To those celebrating, I wish you all a Happy Lunar New Year and a prosperous Year of the Tiger to come!
At the end of last week, markets looked to be in dire straits with the dollar running rampant and risk trades breaking down. Fast forward to three days later, suddenly we're headed in the other direction and back in the earlier range.
So, what gives?
The Fed had a lot to do with driving sentiment at the end of January but for now, markets seem content not to overdo it - especially on the rates front. 2-year Treasury yields seem limited closer to 1.20% and 10-year yields close to 1.90%.
That appears to be where bond sellers are drawing the line until we get a better sense of how the Fed's plans may pan out later in the year.

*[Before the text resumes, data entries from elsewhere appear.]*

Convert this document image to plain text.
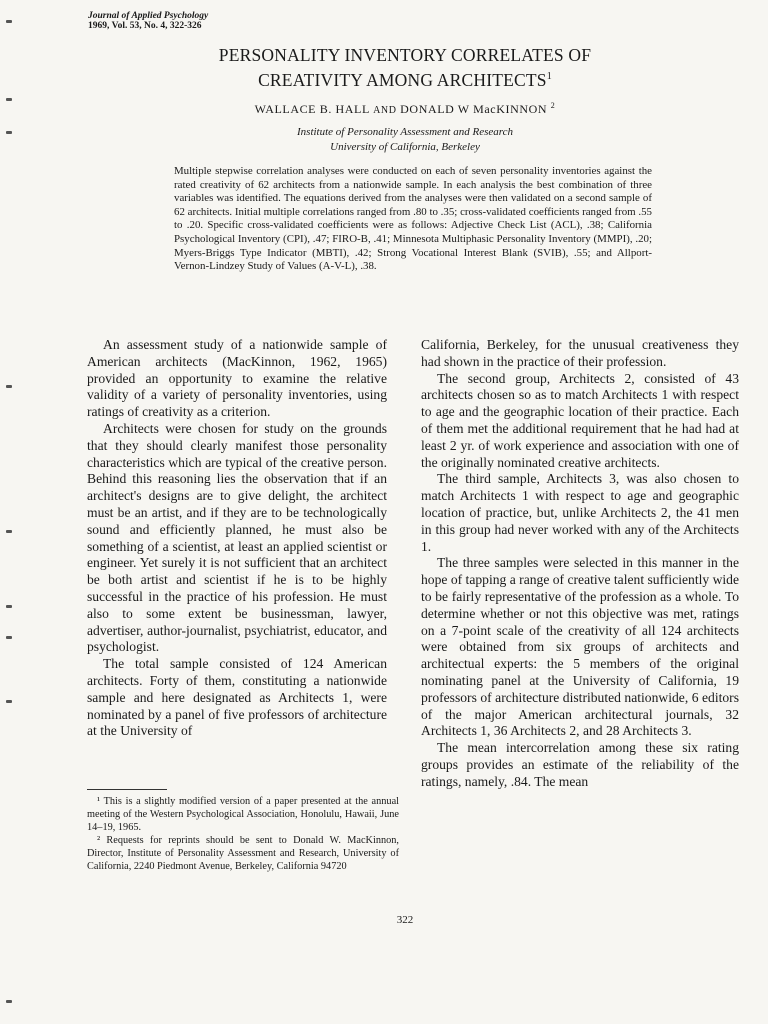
Journal of Applied Psychology
1969, Vol. 53, No. 4, 322-326
PERSONALITY INVENTORY CORRELATES OF
CREATIVITY AMONG ARCHITECTS$^1$
WALLACE B. HALL AND DONALD W MacKINNON $^2$
Institute of Personality Assessment and Research
University of California, Berkeley

Multiple stepwise correlation analyses were conducted on each of seven personality inventories against the rated creativity of 62 architects from a nationwide sample. In each analysis the best combination of three variables was identified. The equations derived from the analyses were then validated on a second sample of 62 architects. Initial multiple correlations ranged from .80 to .35; cross-validated coefficients ranged from .55 to .20. Specific cross-validated coefficients were as follows: Adjective Check List (ACL), .38; California Psychological Inventory (CPI), .47; FIRO-B, .41; Minnesota Multiphasic Personality Inventory (MMPI), .20; Myers-Briggs Type Indicator (MBTI), .42; Strong Vocational Interest Blank (SVIB), .55; and Allport-Vernon-Lindzey Study of Values (A-V-L), .38.

An assessment study of a nationwide sample of American architects (MacKinnon, 1962, 1965) provided an opportunity to examine the relative validity of a variety of personality inventories, using ratings of creativity as a criterion.

Architects were chosen for study on the grounds that they should clearly manifest those personality characteristics which are typical of the creative person. Behind this reasoning lies the observation that if an architect's designs are to give delight, the architect must be an artist, and if they are to be technologically sound and efficiently planned, he must also be something of a scientist, at least an applied scientist or engineer. Yet surely it is not sufficient that an architect be both artist and scientist if he is to be highly successful in the practice of his profession. He must also to some extent be businessman, lawyer, advertiser, author-journalist, psychiatrist, educator, and psychologist.

The total sample consisted of 124 American architects. Forty of them, constituting a nationwide sample and here designated as Architects 1, were nominated by a panel of five professors of architecture at the University of

California, Berkeley, for the unusual creativeness they had shown in the practice of their profession.

The second group, Architects 2, consisted of 43 architects chosen so as to match Architects 1 with respect to age and the geographic location of their practice. Each of them met the additional requirement that he had had at least 2 yr. of work experience and association with one of the originally nominated creative architects.

The third sample, Architects 3, was also chosen to match Architects 1 with respect to age and geographic location of practice, but, unlike Architects 2, the 41 men in this group had never worked with any of the Architects 1.

The three samples were selected in this manner in the hope of tapping a range of creative talent sufficiently wide to be fairly representative of the profession as a whole. To determine whether or not this objective was met, ratings on a 7-point scale of the creativity of all 124 architects were obtained from six groups of architects and architectual experts: the 5 members of the original nominating panel at the University of California, 19 professors of architecture distributed nationwide, 6 editors of the major American architectural journals, 32 Architects 1, 36 Architects 2, and 28 Architects 3.

The mean intercorrelation among these six rating groups provides an estimate of the reliability of the ratings, namely, .84. The mean

¹ This is a slightly modified version of a paper presented at the annual meeting of the Western Psychological Association, Honolulu, Hawaii, June 14–19, 1965.

² Requests for reprints should be sent to Donald W. MacKinnon, Director, Institute of Personality Assessment and Research, University of California, 2240 Piedmont Avenue, Berkeley, California 94720

322
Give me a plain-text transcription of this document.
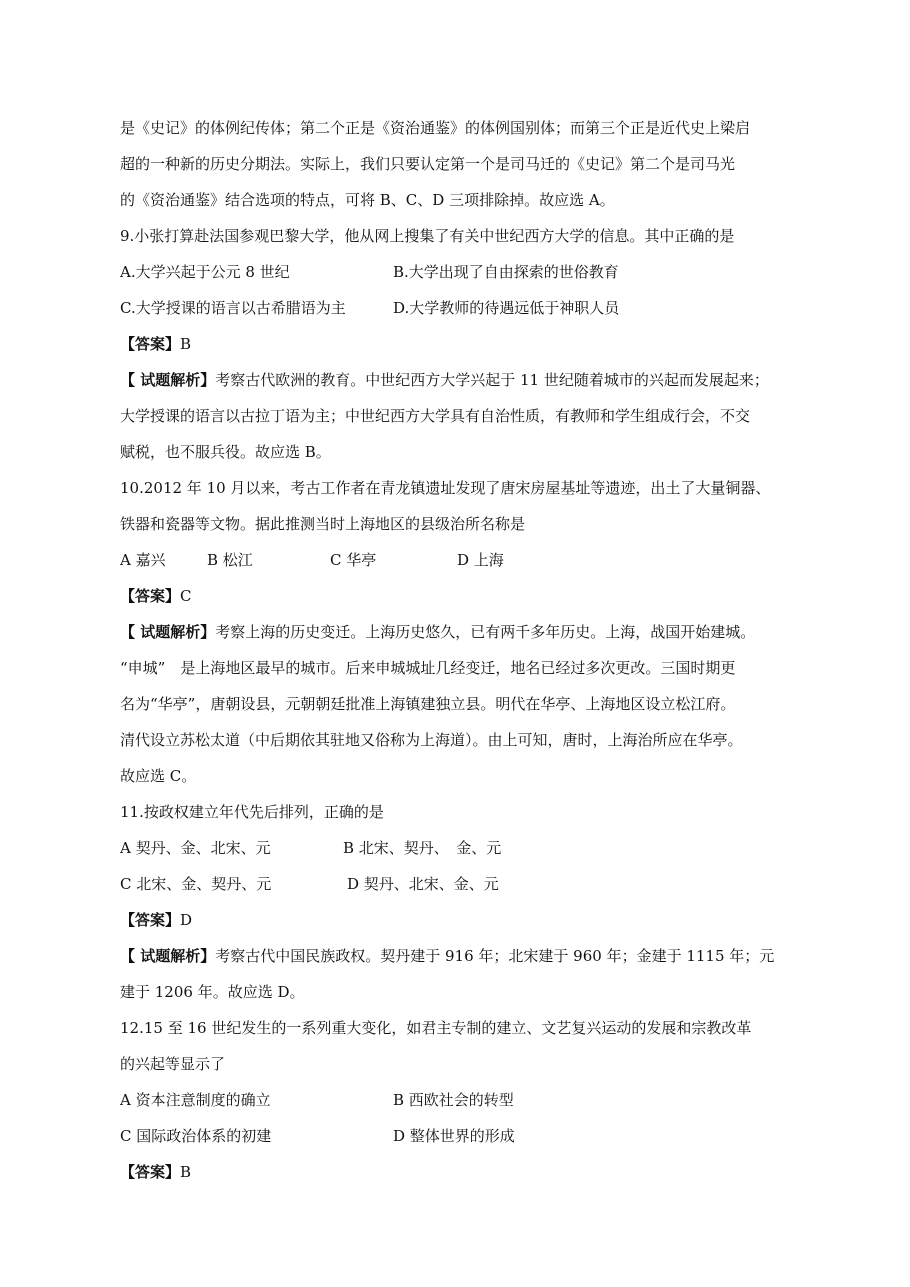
是《史记》的体例纪传体；第二个正是《资治通鉴》的体例国别体；而第三个正是近代史上梁启
超的一种新的历史分期法。实际上，我们只要认定第一个是司马迁的《史记》第二个是司马光
的《资治通鉴》结合选项的特点，可将 B、C、D 三项排除掉。故应选 A。
9.小张打算赴法国参观巴黎大学，他从网上搜集了有关中世纪西方大学的信息。其中正确的是
A.大学兴起于公元 8 世纪	B.大学出现了自由探索的世俗教育
C.大学授课的语言以古希腊语为主	D.大学教师的待遇远低于神职人员
【答案】B
【 试题解析】考察古代欧洲的教育。中世纪西方大学兴起于 11 世纪随着城市的兴起而发展起来；
大学授课的语言以古拉丁语为主；中世纪西方大学具有自治性质，有教师和学生组成行会，不交
赋税，也不服兵役。故应选 B。
10.2012 年 10 月以来，考古工作者在青龙镇遗址发现了唐宋房屋基址等遗迹，出土了大量铜器、
铁器和瓷器等文物。据此推测当时上海地区的县级治所名称是
A 嘉兴	B 松江	C 华亭	D 上海
【答案】C
【 试题解析】考察上海的历史变迁。上海历史悠久，已有两千多年历史。上海，战国开始建城。
“申城”　是上海地区最早的城市。后来申城城址几经变迁，地名已经过多次更改。三国时期更
名为“华亭”，唐朝设县，元朝朝廷批准上海镇建独立县。明代在华亭、上海地区设立松江府。
清代设立苏松太道（中后期依其驻地又俗称为上海道）。由上可知，唐时，上海治所应在华亭。
故应选 C。
11.按政权建立年代先后排列，正确的是
A 契丹、金、北宋、元	B 北宋、契丹、　金、元
C 北宋、金、契丹、元	D 契丹、北宋、金、元
【答案】D
【 试题解析】考察古代中国民族政权。契丹建于 916 年；北宋建于 960 年；金建于 1115 年；元
建于 1206 年。故应选 D。
12.15 至 16 世纪发生的一系列重大变化，如君主专制的建立、文艺复兴运动的发展和宗教改革
的兴起等显示了
A 资本注意制度的确立	B 西欧社会的转型
C 国际政治体系的初建	D 整体世界的形成
【答案】B
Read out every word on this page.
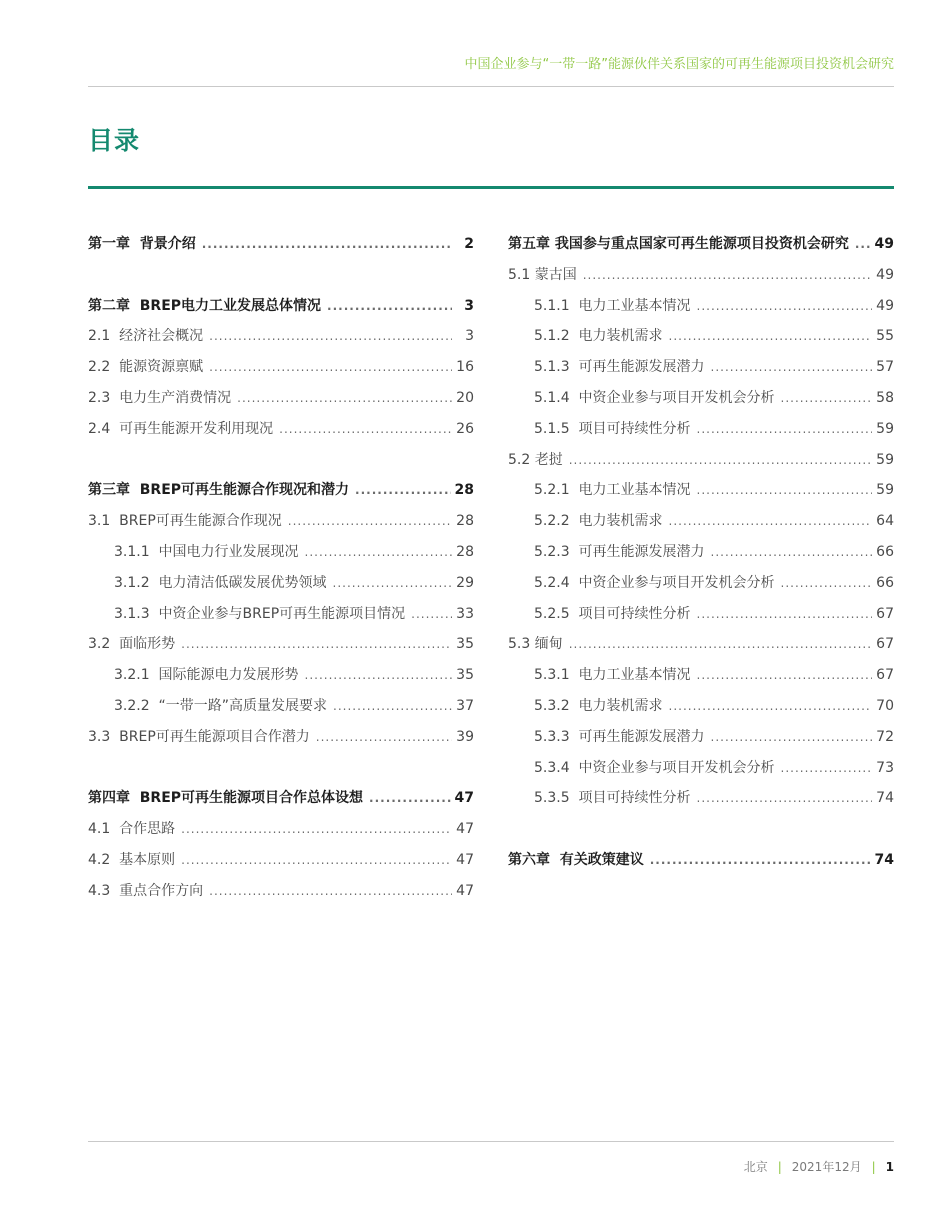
中国企业参与“一带一路”能源伙伴关系国家的可再生能源项目投资机会研究
目录
第一章  背景介绍 .....	2
第二章  BREP电力工业发展总体情况 .....	3
2.1  经济社会概况 .....	3
2.2  能源资源禀赋 .....	16
2.3  电力生产消费情况 .....	20
2.4  可再生能源开发利用现况 .....	26
第三章  BREP可再生能源合作现况和潜力 .....	28
3.1  BREP可再生能源合作现况 .....	28
3.1.1  中国电力行业发展现况 .....	28
3.1.2  电力清洁低碳发展优势领域 .....	29
3.1.3  中资企业参与BREP可再生能源项目情况 .....	33
3.2  面临形势 .....	35
3.2.1  国际能源电力发展形势 .....	35
3.2.2  “一带一路”高质量发展要求 .....	37
3.3  BREP可再生能源项目合作潜力 .....	39
第四章  BREP可再生能源项目合作总体设想 .....	47
4.1  合作思路 .....	47
4.2  基本原则 .....	47
4.3  重点合作方向 .....	47
第五章 我国参与重点国家可再生能源项目投资机会研究 ..... 49
5.1 蒙古国 .....	49
5.1.1  电力工业基本情况 .....	49
5.1.2  电力装机需求 .....	55
5.1.3  可再生能源发展潜力 .....	57
5.1.4  中资企业参与项目开发机会分析 .....	58
5.1.5  项目可持续性分析 .....	59
5.2 老挝 .....	59
5.2.1  电力工业基本情况 .....	59
5.2.2  电力装机需求 .....	64
5.2.3  可再生能源发展潜力 .....	66
5.2.4  中资企业参与项目开发机会分析 .....	66
5.2.5  项目可持续性分析 .....	67
5.3 缅甸 .....	67
5.3.1  电力工业基本情况 .....	67
5.3.2  电力装机需求 .....	70
5.3.3  可再生能源发展潜力 .....	72
5.3.4  中资企业参与项目开发机会分析 .....	73
5.3.5  项目可持续性分析 .....	74
第六章  有关政策建议 .....	74
北京 | 2021年12月 | 1
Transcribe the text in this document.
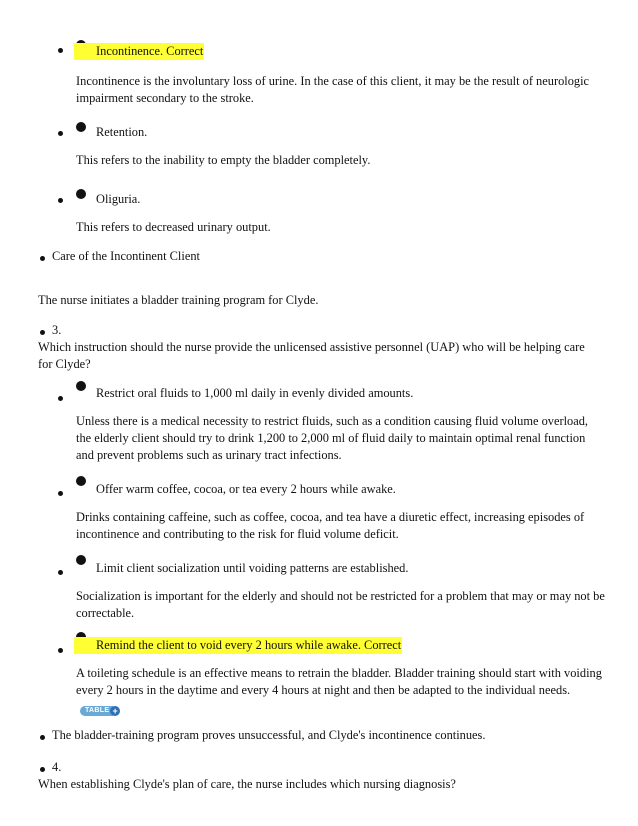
Incontinence. Correct
Incontinence is the involuntary loss of urine. In the case of this client, it may be the result of neurologic impairment secondary to the stroke.
Retention.
This refers to the inability to empty the bladder completely.
Oliguria.
This refers to decreased urinary output.
Care of the Incontinent Client
The nurse initiates a bladder training program for Clyde.
3.
Which instruction should the nurse provide the unlicensed assistive personnel (UAP) who will be helping care for Clyde?
Restrict oral fluids to 1,000 ml daily in evenly divided amounts.
Unless there is a medical necessity to restrict fluids, such as a condition causing fluid volume overload, the elderly client should try to drink 1,200 to 2,000 ml of fluid daily to maintain optimal renal function and prevent problems such as urinary tract infections.
Offer warm coffee, cocoa, or tea every 2 hours while awake.
Drinks containing caffeine, such as coffee, cocoa, and tea have a diuretic effect, increasing episodes of incontinence and contributing to the risk for fluid volume deficit.
Limit client socialization until voiding patterns are established.
Socialization is important for the elderly and should not be restricted for a problem that may or may not be correctable.
Remind the client to void every 2 hours while awake. Correct
A toileting schedule is an effective means to retrain the bladder. Bladder training should start with voiding every 2 hours in the daytime and every 4 hours at night and then be adapted to the individual needs.TABLE +
The bladder-training program proves unsuccessful, and Clyde's incontinence continues.
4.
When establishing Clyde's plan of care, the nurse includes which nursing diagnosis?
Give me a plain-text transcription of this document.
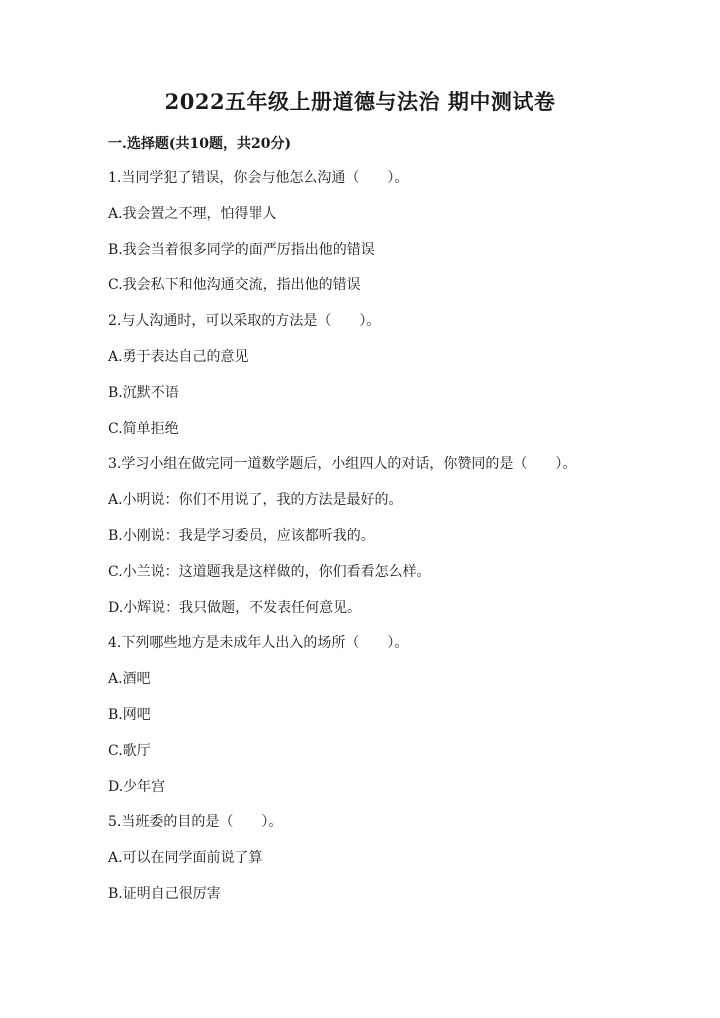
2022五年级上册道德与法治 期中测试卷
一.选择题(共10题，共20分)
1.当同学犯了错误，你会与他怎么沟通（　　）。
A.我会置之不理，怕得罪人
B.我会当着很多同学的面严厉指出他的错误
C.我会私下和他沟通交流，指出他的错误
2.与人沟通时，可以采取的方法是（　　）。
A.勇于表达自己的意见
B.沉默不语
C.简单拒绝
3.学习小组在做完同一道数学题后，小组四人的对话，你赞同的是（　　）。
A.小明说：你们不用说了，我的方法是最好的。
B.小刚说：我是学习委员，应该都听我的。
C.小兰说：这道题我是这样做的，你们看看怎么样。
D.小辉说：我只做题，不发表任何意见。
4.下列哪些地方是未成年人出入的场所（　　）。
A.酒吧
B.网吧
C.歌厅
D.少年宫
5.当班委的目的是（　　）。
A.可以在同学面前说了算
B.证明自己很厉害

There were plenty of charts that were looking rather ugly for risk trades but they have turned rather significantly since. That said, whether or not there will be a major upside leg is arguably still up for debate considering the whole debate on the global economy and inflation. For now, the former seems to be sitting comfortably despite omicron worries but the latter remains a big unknown.
We'll have euro area inflation data later today, where the figures are expected to ease - so that might provide some comfort to the ECB and central banks in general.
As we also look towards European trading, the market mood is much calmer and fairly upbeat with S&P 500 futures holding up 0.5% and Nasdaq futures up 1.0%. Bond yields are also relaxing and that will help to provide some added comfort for risk trades in eyeing a more meaningful reversal of any false breakouts.